La mano è sempre la stessa: da una parte si massacra il popolo iracheno in tempo di guerra, dall’altra si uccidono i lavoratori americani – e non solo - con l’amianto in tempo di pace.
Il Registro Nazionale dei Mesoteliomi (ReNaM)
All’inizio del 2005, non esiste ancora un registro nazionale dei mesoteliomi che copra tutto il territorio nazionale.
Uno degli obiettivi della nostra lotta in questi anni è stato quello di far istituire a livello nazionale un “Registro delle malattie e tumori derivanti dall’amianto”, per disporre di informazioni generali cui accedere.
È solo dal 2002, con il Decreto del Presidente del Consiglio dei Ministri n. 308 del 10 dicembre 2002 pubblicato sulla Gazzetta Ufficiale n. 31 del 7 febbraio 2003, (cioè 12 anni dopo il Decreto legislativo 277 del 1 agosto 1991 che, all’art. 36 stabiliva che “presso l’Istituto Superiore per la Prevenzione e Sicurezza - ISPESL - è istituito un registro dei casi accertati di asbestosi e di mesotelioma-asbesto correlati”) che viene definito il “Regolamento per il modello e le modalità di tenuta del registro”.
L’Istituto Superiore per la Prevenzione e la Sicurezza sul Lavoro ha concordato con le regioni l’istituzione dei Centri Operativi Regionali (COR).
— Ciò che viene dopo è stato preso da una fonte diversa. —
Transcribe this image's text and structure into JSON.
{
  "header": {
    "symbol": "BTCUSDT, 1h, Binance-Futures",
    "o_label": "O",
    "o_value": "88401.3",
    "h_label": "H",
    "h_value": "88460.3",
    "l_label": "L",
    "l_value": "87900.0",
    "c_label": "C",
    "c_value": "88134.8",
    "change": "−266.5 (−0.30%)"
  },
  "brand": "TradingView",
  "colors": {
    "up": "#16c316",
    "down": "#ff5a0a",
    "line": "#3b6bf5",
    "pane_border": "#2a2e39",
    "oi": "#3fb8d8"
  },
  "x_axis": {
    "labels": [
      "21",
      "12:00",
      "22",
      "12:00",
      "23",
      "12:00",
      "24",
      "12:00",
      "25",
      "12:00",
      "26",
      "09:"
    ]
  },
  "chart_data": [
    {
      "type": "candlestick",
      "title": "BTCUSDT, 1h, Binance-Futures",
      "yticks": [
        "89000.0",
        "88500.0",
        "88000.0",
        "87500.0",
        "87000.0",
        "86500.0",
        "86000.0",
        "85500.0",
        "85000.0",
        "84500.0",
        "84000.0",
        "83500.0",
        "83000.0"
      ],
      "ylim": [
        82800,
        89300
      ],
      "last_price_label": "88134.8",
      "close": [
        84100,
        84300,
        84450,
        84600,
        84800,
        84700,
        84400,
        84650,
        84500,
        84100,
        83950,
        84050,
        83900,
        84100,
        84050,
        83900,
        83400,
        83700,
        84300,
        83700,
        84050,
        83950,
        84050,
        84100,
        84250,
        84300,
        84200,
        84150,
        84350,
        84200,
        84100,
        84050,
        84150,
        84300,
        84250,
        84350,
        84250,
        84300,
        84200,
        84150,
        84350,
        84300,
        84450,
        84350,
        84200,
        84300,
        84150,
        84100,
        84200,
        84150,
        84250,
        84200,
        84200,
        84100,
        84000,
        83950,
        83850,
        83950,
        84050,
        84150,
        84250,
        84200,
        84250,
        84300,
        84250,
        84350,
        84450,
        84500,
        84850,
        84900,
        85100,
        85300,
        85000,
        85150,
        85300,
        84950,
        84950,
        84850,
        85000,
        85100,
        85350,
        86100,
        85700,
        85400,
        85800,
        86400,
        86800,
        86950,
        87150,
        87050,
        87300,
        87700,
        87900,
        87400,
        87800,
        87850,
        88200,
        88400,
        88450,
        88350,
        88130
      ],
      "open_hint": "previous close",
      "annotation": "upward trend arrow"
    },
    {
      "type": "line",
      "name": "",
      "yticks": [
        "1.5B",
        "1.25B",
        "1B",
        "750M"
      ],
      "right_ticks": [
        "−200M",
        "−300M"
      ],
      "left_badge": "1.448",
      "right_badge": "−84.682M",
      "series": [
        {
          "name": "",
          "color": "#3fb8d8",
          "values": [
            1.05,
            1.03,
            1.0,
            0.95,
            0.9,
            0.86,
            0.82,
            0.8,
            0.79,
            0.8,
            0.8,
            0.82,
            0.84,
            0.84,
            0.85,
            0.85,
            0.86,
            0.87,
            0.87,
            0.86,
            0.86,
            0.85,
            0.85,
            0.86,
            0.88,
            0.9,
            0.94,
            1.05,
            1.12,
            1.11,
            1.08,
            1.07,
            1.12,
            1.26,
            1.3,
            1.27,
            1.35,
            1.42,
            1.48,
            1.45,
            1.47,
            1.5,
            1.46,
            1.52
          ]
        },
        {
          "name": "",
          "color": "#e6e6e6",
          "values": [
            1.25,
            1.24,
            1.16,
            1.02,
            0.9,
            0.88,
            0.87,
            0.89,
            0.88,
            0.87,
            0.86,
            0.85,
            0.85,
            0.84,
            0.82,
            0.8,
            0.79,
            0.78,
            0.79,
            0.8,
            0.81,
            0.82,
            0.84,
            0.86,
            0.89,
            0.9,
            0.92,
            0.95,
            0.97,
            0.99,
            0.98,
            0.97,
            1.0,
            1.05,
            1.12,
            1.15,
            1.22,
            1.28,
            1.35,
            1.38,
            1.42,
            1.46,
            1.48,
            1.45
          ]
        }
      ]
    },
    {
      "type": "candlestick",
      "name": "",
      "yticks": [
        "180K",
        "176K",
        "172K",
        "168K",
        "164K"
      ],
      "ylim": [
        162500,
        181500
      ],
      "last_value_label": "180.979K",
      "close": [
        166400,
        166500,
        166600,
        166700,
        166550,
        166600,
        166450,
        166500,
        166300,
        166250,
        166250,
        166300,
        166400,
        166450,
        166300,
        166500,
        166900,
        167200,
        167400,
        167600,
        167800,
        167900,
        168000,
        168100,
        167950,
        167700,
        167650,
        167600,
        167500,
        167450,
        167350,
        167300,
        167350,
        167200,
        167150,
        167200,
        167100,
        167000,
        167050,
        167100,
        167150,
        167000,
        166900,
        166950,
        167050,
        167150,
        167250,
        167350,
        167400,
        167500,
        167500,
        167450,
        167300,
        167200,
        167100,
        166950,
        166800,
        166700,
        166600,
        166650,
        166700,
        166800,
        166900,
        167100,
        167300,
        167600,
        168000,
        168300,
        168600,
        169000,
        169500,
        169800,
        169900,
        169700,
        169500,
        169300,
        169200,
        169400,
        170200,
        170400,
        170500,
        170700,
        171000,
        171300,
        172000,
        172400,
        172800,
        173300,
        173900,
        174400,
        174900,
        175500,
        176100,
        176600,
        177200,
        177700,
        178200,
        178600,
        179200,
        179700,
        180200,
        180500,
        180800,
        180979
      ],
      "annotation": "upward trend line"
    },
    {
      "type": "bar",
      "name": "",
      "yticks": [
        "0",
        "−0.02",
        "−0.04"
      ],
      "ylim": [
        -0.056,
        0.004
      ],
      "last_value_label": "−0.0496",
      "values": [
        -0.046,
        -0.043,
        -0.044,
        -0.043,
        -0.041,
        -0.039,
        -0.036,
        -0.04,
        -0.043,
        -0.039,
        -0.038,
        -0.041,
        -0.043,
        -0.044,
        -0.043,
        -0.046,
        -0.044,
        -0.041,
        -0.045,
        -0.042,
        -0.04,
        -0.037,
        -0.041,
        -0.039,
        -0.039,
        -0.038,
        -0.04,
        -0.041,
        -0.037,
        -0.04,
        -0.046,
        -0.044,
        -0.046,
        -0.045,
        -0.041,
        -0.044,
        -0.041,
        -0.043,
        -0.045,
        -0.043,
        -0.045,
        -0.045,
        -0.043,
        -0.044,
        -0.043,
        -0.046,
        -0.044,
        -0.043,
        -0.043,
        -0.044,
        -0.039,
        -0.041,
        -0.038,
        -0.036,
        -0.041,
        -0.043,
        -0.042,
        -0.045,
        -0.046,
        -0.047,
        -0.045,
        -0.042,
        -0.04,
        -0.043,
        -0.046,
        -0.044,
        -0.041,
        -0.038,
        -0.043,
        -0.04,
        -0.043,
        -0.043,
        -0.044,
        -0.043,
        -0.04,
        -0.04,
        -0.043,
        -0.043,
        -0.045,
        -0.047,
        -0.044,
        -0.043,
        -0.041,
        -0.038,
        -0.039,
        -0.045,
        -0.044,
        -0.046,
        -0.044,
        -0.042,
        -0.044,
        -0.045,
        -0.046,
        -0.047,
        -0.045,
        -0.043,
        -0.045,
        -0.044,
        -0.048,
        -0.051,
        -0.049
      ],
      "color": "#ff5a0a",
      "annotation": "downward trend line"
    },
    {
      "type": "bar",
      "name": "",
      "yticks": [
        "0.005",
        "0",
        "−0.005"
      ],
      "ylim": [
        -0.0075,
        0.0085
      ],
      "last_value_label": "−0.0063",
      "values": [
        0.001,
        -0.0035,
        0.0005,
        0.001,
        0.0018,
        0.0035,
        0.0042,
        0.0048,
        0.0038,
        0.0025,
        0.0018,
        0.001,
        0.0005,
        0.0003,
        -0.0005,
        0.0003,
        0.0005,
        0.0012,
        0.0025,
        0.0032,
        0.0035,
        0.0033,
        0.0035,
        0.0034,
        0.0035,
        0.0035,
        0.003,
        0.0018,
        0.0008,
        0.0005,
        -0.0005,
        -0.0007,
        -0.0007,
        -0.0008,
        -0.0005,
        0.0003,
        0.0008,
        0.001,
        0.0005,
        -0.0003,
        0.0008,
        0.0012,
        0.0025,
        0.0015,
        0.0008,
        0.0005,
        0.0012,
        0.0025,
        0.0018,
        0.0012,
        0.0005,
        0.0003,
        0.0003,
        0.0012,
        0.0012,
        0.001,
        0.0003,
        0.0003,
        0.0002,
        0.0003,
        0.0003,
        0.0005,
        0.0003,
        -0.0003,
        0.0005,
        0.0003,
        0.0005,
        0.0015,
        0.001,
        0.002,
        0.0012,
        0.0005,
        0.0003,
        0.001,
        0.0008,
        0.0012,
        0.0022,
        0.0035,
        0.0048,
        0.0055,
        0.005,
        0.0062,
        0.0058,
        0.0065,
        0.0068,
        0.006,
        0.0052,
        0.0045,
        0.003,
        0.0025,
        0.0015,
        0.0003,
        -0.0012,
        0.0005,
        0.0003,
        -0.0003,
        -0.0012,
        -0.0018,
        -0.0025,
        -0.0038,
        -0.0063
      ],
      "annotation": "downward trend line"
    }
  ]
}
I COR, su specifico mandato dei rispettivi Assessori alla Sanità, hanno compiti di attivazione, controllo, trasmissione e ricezione dei flussi inerenti la sorveglianza epidemiologica dei casi di mesotelioma verso l’Istituto Prevenzione Centrale. Purtroppo, mancano ancora alcune regioni per completare la copertura dell’indagine sul territorio nazionale.
Il Registro dei mesoteliomi della Lombardia è stato istituito solo nel 2000, e tuttora molti medici, per mancanza di informazione o per ignoranza, spesso non solo non denunciano agli organi preposti i casi sospetti, ma neanche quelli accertati.